Based on this, my conclusions are:

  • We'd want to consider figuring out ways to limit the number of links we suggests for things "almost everyone knows what is".
  • We'd consider changing the workflow so users have a straightforward way to modify the target, and maybe also the words used in the link.

I've added the above table as well as the methodological notes and findings as a new section called Rejection Reasons in the Add a Link MW page's "Measurement" section. The section links back to this phab task. The notebooks for this analysis have been pushed to GitHub: data gathering notebook, analysis and graphs notebook. Closing this task as resolved.

@nettrom_WMF, "Everyday" is for a term everyone knows, right? I'm asking as the rejection reasons you use are not documented.

@nettrom_WMF, "Everyday" is for a term everyone knows, right? I'm asking as the rejection reasons you use are not documented.

Oh darn, thanks for catching that! And you're right in what "Everyday" refers to. I'll go update both the table in my comment above as well as the mediawiki.org page to use the phrases from the interface.

@nettrom_WMF -- I'm reopening this task because @RHo and I want an additional piece of data to help us decide whether to take action on T269648: Add a link: changing the link target (not for initial release). Would you be able to extract a list of target/suggestion pairs for suggestions that got the rejection reason of "linking to wrong article"? We want to look through some to see if the user would have had a good chance of finding a better target.
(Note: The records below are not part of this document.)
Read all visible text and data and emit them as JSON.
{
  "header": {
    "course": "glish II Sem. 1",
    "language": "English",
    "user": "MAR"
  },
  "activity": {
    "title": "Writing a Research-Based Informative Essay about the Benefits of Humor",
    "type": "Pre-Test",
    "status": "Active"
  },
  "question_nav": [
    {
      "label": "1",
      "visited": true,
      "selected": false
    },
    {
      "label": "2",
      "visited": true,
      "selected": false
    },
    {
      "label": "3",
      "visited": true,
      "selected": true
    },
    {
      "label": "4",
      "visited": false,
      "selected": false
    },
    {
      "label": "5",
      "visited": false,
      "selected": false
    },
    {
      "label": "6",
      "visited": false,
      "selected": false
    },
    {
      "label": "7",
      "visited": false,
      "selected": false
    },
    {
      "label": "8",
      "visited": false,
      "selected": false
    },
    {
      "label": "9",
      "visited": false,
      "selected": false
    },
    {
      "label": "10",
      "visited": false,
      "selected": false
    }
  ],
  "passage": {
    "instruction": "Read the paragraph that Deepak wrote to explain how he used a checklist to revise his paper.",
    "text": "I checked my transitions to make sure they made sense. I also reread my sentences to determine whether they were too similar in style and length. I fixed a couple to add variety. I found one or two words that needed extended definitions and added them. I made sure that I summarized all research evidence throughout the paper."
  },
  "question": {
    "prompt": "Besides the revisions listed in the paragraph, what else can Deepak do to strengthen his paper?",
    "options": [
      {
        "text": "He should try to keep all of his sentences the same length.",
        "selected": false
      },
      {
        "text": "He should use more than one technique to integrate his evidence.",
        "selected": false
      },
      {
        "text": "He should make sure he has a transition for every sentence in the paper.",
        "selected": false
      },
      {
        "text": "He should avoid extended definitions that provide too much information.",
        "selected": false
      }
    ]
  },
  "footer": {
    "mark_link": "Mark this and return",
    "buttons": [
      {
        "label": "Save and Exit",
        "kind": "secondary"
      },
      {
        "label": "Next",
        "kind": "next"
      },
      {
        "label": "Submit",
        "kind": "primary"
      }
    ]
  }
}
I'm thinking that we could pull the list of about 100 pairs (maybe from a random smattering of users) from French Wikipedia, Arabic Wikipedia, Czech Wikipedia, Spanish Wikipedia, and Bengali Wikipedia. We will then ask the ambassadors to look through them.

What do you think?

@MMiller_WMF : Yeah, we've got the link target and text logged in the instrumentation. It might also be useful to extract the probability score and not use it in the reviews, so that we can later see if there's a correlation (e.g. that those where a better target might be found have a higher or lower probability).

A couple of suggestions:

  1. I'd like to restrict it by user so that highly active users don't end up having multiple samples in the dataset, if possible.
  2. I'll only use rejections that have "wrong target" as the one and only reason for rejection.

Then we'll sample 100 rejections from each wiki and put it into a spreadsheet.
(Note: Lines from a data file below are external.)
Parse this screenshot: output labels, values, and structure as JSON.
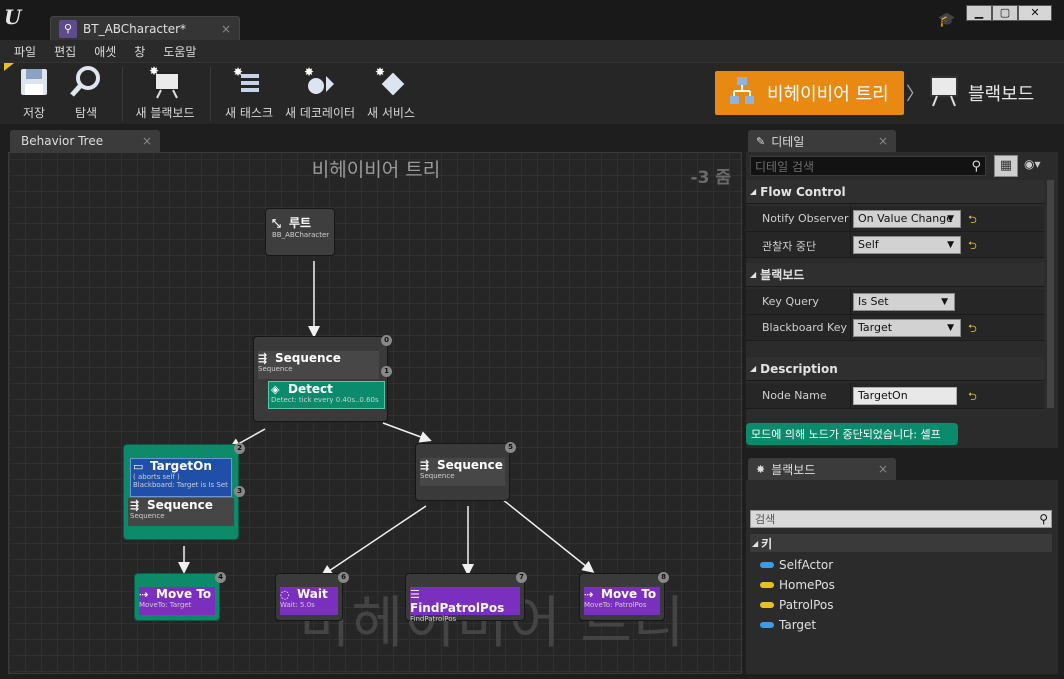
{
  "window": {
    "doc_tab": "BT_ABCharacter*",
    "doc_tab_close": "×",
    "buttons": [
      "▁",
      "▢",
      "✕"
    ]
  },
  "menu": [
    "파일",
    "편집",
    "애셋",
    "창",
    "도움말"
  ],
  "toolbar": {
    "save": "저장",
    "browse": "탐색",
    "new_blackboard": "새 블랙보드",
    "new_task": "새 태스크",
    "new_decorator": "새 데코레이터",
    "new_service": "새 서비스"
  },
  "modes": {
    "behavior_tree": "비헤이비어 트리",
    "blackboard": "블랙보드",
    "arrow": "〉"
  },
  "graph": {
    "tab": "Behavior Tree",
    "tab_close": "×",
    "title": "비헤이비어 트리",
    "zoom": "-3 줌",
    "watermark": "비헤이비어 트리",
    "root": {
      "title": "루트",
      "sub": "BB_ABCharacter"
    },
    "seq_main": {
      "title": "Sequence",
      "sub": "Sequence",
      "badge": "0"
    },
    "detect": {
      "title": "Detect",
      "sub": "Detect: tick every 0.40s..0.60s",
      "badge": "1"
    },
    "target_on": {
      "title": "TargetOn",
      "sub1": "( aborts self )",
      "sub2": "Blackboard: Target is Is Set",
      "badge_top": "2",
      "badge_mid": "3"
    },
    "seq_left": {
      "title": "Sequence",
      "sub": "Sequence"
    },
    "seq_right": {
      "title": "Sequence",
      "sub": "Sequence",
      "badge": "5"
    },
    "move_left": {
      "title": "Move To",
      "sub": "MoveTo: Target",
      "badge": "4"
    },
    "wait": {
      "title": "Wait",
      "sub": "Wait: 5.0s",
      "badge": "6"
    },
    "find": {
      "title": "FindPatrolPos",
      "sub": "FindPatrolPos",
      "badge": "7"
    },
    "move_right": {
      "title": "Move To",
      "sub": "MoveTo: PatrolPos",
      "badge": "8"
    }
  },
  "details": {
    "tab": "디테일",
    "tab_close": "×",
    "search_placeholder": "디테일 검색",
    "groups": {
      "flow": "Flow Control",
      "blackboard": "블랙보드",
      "description": "Description"
    },
    "rows": {
      "notify_label": "Notify Observer",
      "notify_value": "On Value Change",
      "abort_label": "관찰자 중단",
      "abort_value": "Self",
      "keyquery_label": "Key Query",
      "keyquery_value": "Is Set",
      "bbkey_label": "Blackboard Key",
      "bbkey_value": "Target",
      "nodename_label": "Node Name",
      "nodename_value": "TargetOn"
    },
    "warning": "모드에 의해 노드가 중단되었습니다: 셀프"
  },
  "blackboard": {
    "tab": "블랙보드",
    "tab_close": "×",
    "search_placeholder": "검색",
    "group": "키",
    "keys": [
      {
        "name": "SelfActor",
        "color": "#3a9ce8"
      },
      {
        "name": "HomePos",
        "color": "#e8c020"
      },
      {
        "name": "PatrolPos",
        "color": "#e8c020"
      },
      {
        "name": "Target",
        "color": "#3a9ce8"
      }
    ]
  },
  "colors": {
    "accent_orange": "#e88a12",
    "decorator_blue": "#1f4fa8",
    "service_green": "#0a8c6c",
    "task_purple": "#7b2fbf",
    "composite_grey": "#3a3a3a"
  }
}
@nettrom_WMF -- thank you, that sounds fine. Let's do it!

The request for a dataset of rejections labelled "Linking to wrong article" (in the system logged as "wrong-target") has been completed. The dataset was gathered from the five wikis requested. In addition to the suggested link target, link text, and probability score, we also captured the title of the article at time of editing as well as currently. We found that there were three cases of data and applied different sampling strategies for those:

  1. Wikis with enough users and data points, in this case more than 100. We randomly sample 1 data point from each user to get a dataset where each user is represented once, then randomly sample 100 from those.
  2. Wikis with not as many users as requested samples, but with enough data points. In that case, we start by randomly sampling 1 data point from each user. We then remove those samples from the dataset, shuffle the users, then iterate over the users and randomly sample 1 data point (without replacement) from them until we've gotten enough samples.
  3. Wikis with neither as many users nor data points as requested. In that case we used the entire dataset.
nettrom_WMF moved this task from Doing to Done on the Product-Analytics (Kanban) board.

I'm reassigning this to @MMiller_WMF and moving it to "Needs Sign-off" on the PA kanban board. The work on my end has been completed and once the ambassadors have completed their evaluations, I think this task can be resolved.

The ambassadors have completed their evaluations, with notes on that task. Thank you!